RetailTech : la feuille de route Carrefour 2030
Le groupe rattache ces outils à un plan stratégique plus large, porté par Alexandre Bompard, pour accélérer la transformation. L’IA devient un élément central de ce projet d’entreprise.

Une trajectoire RetailTech et un objectif de part de marché
Dans le plan Carrefour 2030, l’IA devient un pilier. L’ambition est de transformer le groupe en entreprise de RetailTech, avec une cible de 25 % de part de marché en France d’ici 2030. Le discours vise à relier les gains d’efficacité internes à la performance commerciale.
Former des équipes et automatiser 40 à 60 % des tâches
La transformation passe aussi par la formation de « milliers » d’employés aux outils d’IA. En parallèle, l’entreprise prévoit d’automatiser 40 à 60 % des tâches répétitives en magasin et au siège. Le temps libéré doit ensuite être réinvesti dans le service client et le merchandising.
Contrepoint : l’IA améliore-t-elle vraiment l’achat, ou complexifie-t-elle ?

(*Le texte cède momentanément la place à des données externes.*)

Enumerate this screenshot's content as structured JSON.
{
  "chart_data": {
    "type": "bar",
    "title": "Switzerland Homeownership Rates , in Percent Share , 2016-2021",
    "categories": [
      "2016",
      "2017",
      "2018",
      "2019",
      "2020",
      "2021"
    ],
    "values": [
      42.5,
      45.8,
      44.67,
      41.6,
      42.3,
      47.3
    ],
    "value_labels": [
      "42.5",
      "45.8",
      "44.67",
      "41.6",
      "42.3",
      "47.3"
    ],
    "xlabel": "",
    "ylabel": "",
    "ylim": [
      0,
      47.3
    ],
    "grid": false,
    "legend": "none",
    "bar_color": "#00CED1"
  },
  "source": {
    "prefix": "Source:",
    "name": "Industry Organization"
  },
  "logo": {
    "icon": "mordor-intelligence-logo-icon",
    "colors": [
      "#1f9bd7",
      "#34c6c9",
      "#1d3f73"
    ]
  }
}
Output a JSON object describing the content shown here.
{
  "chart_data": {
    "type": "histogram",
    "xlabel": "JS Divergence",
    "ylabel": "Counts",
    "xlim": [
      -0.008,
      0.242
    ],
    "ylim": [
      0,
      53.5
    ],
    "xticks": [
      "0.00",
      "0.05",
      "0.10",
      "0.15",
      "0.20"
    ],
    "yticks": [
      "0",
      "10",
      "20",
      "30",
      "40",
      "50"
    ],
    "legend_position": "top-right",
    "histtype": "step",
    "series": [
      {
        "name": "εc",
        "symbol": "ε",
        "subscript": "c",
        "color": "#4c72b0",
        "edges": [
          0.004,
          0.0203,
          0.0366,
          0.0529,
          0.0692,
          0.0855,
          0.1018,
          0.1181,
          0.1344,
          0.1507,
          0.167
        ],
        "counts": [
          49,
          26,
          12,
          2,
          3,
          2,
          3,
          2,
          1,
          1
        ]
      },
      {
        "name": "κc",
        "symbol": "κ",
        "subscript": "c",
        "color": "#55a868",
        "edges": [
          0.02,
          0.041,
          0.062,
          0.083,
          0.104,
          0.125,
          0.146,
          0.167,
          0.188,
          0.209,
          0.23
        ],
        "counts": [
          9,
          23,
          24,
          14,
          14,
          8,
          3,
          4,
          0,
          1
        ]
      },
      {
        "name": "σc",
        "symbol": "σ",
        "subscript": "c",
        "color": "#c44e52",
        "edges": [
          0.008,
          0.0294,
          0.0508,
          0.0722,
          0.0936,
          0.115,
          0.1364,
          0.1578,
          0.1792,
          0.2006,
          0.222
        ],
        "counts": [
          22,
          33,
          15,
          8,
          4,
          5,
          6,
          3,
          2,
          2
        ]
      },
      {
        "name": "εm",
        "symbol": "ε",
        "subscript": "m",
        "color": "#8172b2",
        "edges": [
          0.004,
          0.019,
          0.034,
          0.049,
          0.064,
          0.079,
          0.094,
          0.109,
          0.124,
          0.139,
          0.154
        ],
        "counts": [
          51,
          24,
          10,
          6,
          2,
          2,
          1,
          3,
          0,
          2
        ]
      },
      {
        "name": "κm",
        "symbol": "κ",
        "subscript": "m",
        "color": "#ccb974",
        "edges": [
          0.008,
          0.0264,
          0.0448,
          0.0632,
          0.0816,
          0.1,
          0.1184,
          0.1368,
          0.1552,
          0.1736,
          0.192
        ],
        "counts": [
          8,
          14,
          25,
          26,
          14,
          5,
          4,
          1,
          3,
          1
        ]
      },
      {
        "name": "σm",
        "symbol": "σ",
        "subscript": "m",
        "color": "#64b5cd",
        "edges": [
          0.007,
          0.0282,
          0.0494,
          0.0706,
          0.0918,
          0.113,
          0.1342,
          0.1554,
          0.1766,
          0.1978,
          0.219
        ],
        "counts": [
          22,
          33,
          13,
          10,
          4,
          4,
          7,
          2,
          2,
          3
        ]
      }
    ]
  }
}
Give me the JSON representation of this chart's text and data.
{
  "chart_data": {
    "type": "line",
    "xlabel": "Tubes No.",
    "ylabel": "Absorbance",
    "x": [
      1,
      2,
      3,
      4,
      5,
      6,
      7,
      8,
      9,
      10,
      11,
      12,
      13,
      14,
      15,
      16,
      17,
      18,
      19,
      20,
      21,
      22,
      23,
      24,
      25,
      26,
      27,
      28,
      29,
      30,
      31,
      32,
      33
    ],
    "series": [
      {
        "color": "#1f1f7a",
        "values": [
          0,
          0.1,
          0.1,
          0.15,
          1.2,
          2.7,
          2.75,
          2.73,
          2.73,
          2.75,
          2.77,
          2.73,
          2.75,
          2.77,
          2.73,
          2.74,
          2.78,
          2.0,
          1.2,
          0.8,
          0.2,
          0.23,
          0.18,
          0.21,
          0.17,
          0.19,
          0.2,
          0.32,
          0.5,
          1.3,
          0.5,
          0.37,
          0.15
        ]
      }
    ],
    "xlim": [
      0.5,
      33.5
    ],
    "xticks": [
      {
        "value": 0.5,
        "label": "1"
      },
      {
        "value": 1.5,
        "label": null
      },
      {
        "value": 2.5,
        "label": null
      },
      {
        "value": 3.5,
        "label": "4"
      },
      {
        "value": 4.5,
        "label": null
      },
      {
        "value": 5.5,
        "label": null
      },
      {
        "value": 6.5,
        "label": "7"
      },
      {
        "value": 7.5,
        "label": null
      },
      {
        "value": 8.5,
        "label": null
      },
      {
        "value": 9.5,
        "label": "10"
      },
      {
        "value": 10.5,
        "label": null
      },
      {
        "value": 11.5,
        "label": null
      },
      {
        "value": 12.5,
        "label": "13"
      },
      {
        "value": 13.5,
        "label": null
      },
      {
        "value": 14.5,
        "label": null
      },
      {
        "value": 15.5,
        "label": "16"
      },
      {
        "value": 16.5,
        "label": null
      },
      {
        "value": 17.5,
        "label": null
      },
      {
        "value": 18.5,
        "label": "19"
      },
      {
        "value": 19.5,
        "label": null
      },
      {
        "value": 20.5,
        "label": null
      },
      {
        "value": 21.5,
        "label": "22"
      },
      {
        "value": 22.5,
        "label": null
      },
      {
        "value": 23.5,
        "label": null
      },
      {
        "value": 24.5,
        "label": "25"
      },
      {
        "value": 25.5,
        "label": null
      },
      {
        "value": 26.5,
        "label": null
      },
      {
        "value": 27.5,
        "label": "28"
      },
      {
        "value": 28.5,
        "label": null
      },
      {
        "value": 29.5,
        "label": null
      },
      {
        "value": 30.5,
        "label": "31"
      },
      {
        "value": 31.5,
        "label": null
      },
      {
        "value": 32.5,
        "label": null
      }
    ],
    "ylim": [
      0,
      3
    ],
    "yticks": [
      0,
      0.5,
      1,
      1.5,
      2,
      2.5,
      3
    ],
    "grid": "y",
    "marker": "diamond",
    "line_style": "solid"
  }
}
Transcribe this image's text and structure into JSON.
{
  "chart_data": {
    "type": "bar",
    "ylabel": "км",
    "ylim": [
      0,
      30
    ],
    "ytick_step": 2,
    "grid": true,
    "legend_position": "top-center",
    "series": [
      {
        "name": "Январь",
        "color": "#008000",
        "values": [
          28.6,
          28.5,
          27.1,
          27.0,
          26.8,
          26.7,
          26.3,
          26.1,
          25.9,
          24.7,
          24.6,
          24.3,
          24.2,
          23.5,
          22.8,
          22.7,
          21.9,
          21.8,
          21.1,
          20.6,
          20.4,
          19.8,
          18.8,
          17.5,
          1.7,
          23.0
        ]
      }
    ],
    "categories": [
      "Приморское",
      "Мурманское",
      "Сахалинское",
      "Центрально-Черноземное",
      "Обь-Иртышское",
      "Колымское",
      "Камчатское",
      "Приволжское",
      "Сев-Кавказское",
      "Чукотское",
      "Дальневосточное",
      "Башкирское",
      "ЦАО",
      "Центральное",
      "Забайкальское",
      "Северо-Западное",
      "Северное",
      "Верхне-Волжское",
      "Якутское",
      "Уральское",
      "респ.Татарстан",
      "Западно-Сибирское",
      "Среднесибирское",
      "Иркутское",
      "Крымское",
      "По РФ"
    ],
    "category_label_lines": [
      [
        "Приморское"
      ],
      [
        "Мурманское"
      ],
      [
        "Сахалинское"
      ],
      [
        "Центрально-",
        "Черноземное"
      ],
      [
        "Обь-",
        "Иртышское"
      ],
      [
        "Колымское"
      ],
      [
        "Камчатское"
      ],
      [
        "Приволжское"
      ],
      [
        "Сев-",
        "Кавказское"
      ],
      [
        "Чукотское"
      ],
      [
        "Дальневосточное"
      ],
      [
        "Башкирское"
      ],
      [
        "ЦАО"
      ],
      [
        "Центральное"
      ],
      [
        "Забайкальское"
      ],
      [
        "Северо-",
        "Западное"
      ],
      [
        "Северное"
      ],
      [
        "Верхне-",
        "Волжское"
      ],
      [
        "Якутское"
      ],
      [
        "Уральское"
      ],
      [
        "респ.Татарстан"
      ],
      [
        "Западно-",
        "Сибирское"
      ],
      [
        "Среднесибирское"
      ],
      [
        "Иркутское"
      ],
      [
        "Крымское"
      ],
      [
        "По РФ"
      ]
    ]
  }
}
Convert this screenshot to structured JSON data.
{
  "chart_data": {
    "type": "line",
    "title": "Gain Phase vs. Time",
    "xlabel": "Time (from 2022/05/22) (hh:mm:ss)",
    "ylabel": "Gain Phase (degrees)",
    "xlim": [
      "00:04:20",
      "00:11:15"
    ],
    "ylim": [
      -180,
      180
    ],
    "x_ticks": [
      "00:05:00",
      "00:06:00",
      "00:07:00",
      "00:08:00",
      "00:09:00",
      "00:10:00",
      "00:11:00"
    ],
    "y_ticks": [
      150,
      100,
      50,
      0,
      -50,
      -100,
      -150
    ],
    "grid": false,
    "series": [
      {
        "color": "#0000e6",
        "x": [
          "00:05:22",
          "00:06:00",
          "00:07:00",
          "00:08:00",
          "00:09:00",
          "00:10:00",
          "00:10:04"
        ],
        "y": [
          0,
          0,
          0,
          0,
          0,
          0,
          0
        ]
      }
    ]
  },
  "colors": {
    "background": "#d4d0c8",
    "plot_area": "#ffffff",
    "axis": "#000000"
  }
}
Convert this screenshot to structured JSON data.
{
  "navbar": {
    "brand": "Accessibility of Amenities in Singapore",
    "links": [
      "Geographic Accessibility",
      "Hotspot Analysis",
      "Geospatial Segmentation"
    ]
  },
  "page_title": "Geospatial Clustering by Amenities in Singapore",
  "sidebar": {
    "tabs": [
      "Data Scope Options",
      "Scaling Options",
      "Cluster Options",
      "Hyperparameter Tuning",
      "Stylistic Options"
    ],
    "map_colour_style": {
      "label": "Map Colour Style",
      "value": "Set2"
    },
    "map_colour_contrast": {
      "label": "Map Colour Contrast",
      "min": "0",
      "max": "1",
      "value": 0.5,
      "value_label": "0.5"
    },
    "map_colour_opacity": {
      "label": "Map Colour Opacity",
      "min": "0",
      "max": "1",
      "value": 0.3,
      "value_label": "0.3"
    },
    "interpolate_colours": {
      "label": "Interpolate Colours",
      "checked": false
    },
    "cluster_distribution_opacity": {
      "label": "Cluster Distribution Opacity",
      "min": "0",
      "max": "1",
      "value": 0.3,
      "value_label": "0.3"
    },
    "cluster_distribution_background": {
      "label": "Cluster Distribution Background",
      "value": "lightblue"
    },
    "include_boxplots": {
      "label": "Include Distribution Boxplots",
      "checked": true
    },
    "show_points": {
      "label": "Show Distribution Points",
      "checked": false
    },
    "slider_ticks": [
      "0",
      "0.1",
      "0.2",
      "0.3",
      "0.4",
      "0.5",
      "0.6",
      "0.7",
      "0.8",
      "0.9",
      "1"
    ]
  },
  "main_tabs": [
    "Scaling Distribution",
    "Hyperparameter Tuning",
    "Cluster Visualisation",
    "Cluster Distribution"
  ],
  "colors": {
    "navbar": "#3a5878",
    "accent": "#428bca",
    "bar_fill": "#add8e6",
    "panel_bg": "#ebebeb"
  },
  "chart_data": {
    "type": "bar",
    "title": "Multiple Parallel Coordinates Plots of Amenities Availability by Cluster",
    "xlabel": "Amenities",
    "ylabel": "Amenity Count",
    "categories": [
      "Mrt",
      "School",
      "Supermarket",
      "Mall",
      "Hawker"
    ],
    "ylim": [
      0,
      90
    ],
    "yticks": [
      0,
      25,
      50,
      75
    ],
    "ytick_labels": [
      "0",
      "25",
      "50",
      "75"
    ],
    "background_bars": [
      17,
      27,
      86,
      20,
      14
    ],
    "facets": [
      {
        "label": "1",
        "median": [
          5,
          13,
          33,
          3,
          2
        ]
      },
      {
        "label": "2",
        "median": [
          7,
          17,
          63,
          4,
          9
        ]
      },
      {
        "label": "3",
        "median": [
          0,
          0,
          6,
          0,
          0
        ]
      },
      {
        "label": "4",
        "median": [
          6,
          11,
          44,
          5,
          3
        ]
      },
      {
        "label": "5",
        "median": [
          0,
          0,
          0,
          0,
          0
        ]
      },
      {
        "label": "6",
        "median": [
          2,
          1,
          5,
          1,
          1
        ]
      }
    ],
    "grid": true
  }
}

La promesse de simplicité peut surprendre : certains craignent que la conversation ajoute une couche de réponses au lieu de simplifier le choix. La question touche autant à la transparence des recommandations qu’à la confiance dans l’outil.
Objection : une interface conversationnelle peut masquer l’info
Une interface conversationnelle reformule et filtre l’information, ce qui peut compliquer le contrôle par l’utilisateur. Quand le panier est construit par l’IA, l’acheteur veut savoir pourquoi un produit est proposé et rester maître de sa commande, ligne par ligne.
Réponse pragmatique : validation et finalisation sur Carrefour.fr
Dans le dispositif décrit, la conversation sert à composer et organiser, puis le processus bascule vers Carrefour.fr pour la validation du créneau de livraison et du paiement sécurisé. Cette séparation donne un endroit clair pour vérifier les choix avant d’acheter. C’est aussi ce point qui limite le risque de « boîte noire » au moment critique.
À suivre : l’extension de “Hopla” dans le GPT Store illustre la façon dont les retailers cherchent à capter l’attention là où les utilisateurs parlent déjà à une IA. Carrefour tente de relier conversation et contraintes logistiques, avec un accent affiché sur la sécurité et l’efficacité.